INGREDIENTI PER 4/5 PERSONE
- 1 cipolla grande
- 1 bel spicchio d’aglio
- 1 bel mazzetto di prezzemolo
- 2 patate
- 3 pomodori rossi da sugo
- 1 seppia 300/400 gr
- 1 polpo 300/400 gr
- pesce da zuppa:
- 1 pesce prete 300/400 gr
- 1 rana pescatrice 300/400 gr
- 1 scorfano 300/400 gr
- 1 tracina 300/400 gr
- 1 pesce san pietro 300/400 gr
- 1 fraolino o un pagello 300/400 gr
- 300 gr di cozze • 200 gr di vongole
- 1 manciata di gamberetti (circa 200 gr)
- 1 manciata di canocchie
- 1 manciata di scampetti
- fumetto di pesce
- 1 bicchiere di vino bianco
- 4 cucchiai di olio extravergine d’oliva
- sale q.b.
- pane bruscato 3/4 fette a persona
PREPARAZIONE
Pulite bene tutto il pesce sviscerandolo e squamandolo dove necessario (consiglio: se potete fatelo pulire dal ‘pesciaiolo’): se la rana pescatrice e la tracina sono piuttosto grandi tagliateli in due; tagliate a pezzi grandi la seppia e il polpo.
Spazzolate bene le cozze e vongole: quest’ultime mettetele possibilmente a spurgare in acqua con aggiunta di sale per qualche ora per togliere eventuale sabbia. Sciacquare bene i crostacei: gamberi, canocchie e scampetti. Mondate il prezzemolo e tritatelo finemente; pulite l’aglio e la cipolla; tagliate l’aglio a pezzettini e la cipolla a fette.
Sbucciate le patate, lavatele e tagliatele a pezzi di media grandezza. Lavate i pomodori e tagliate anch’essi a pezzi. In un tegame ben alto e largo mettete l’olio, il sale, la cipolla, l’aglio, il peperoncino e il prezzemolo; fate rosolare per qualche minuto a fuoco lento e aggiungete il polpo e la seppia: dopo 3-4 minuti aggiungete il bicchiere di vino bianco e fate evaporare.
A questo punto aggiungete il pomodoro le patate e il fumetto di pesce (si calcola un bicchiere di fumetto a persona: se non disponete del fumetto potete sostituirlo con semplice acqua). Fate cuocere le patate per circa 10 minuti e iniziate ad aggiungere il pesce, partendo da quello che richiede più cottura sino a quello che ne richiede meno.

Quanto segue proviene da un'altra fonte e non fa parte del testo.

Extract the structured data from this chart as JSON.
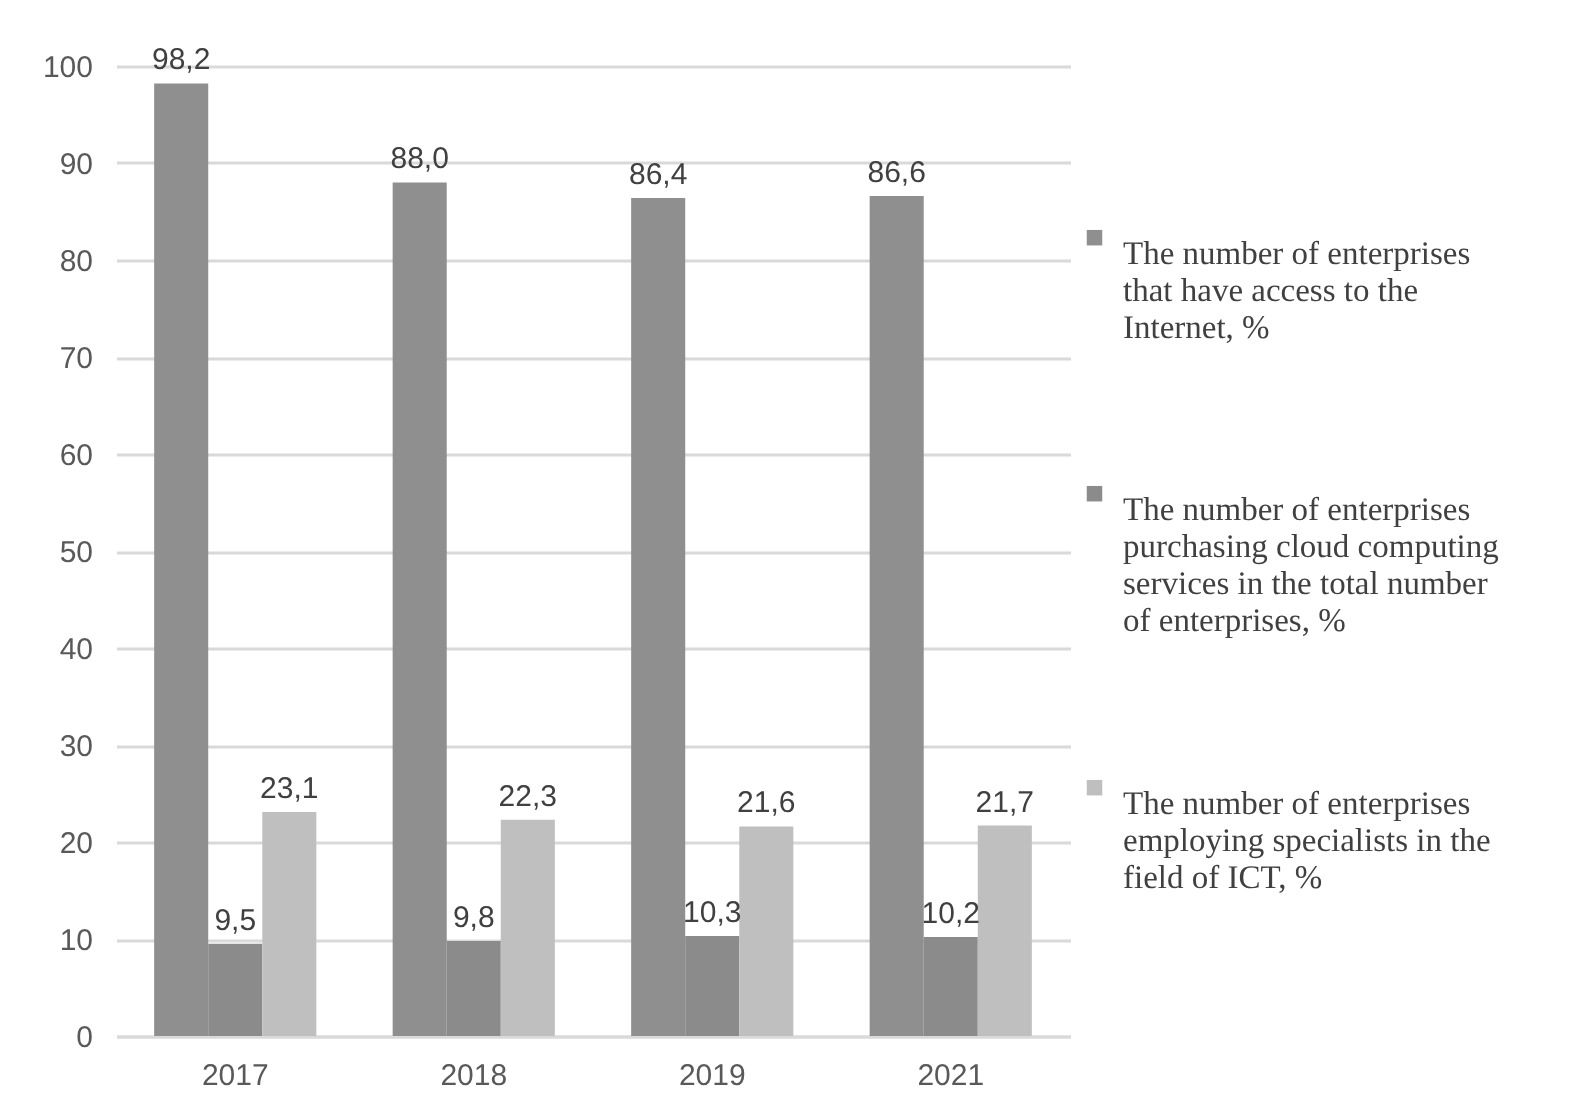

Si consiglia di mettere in sequenza ad intervalli di 5 minuti: rana pescatrice, pesce prete e scorfano e a seguire, tracina, pagello, tutti i crostacei e le cozze e vongole.
Portate a cottura stando attenti a non far asciugare il sugo: all’occorrenza aggiungete il fumetto e regolate di sale.
Nel frattempo bruscate il pane e disponetelo su dei tegami di coccio. A cottura terminata bagnate il pane con il sugo e preparate i piatti disponendovi sopra il pesce: servite a tavola.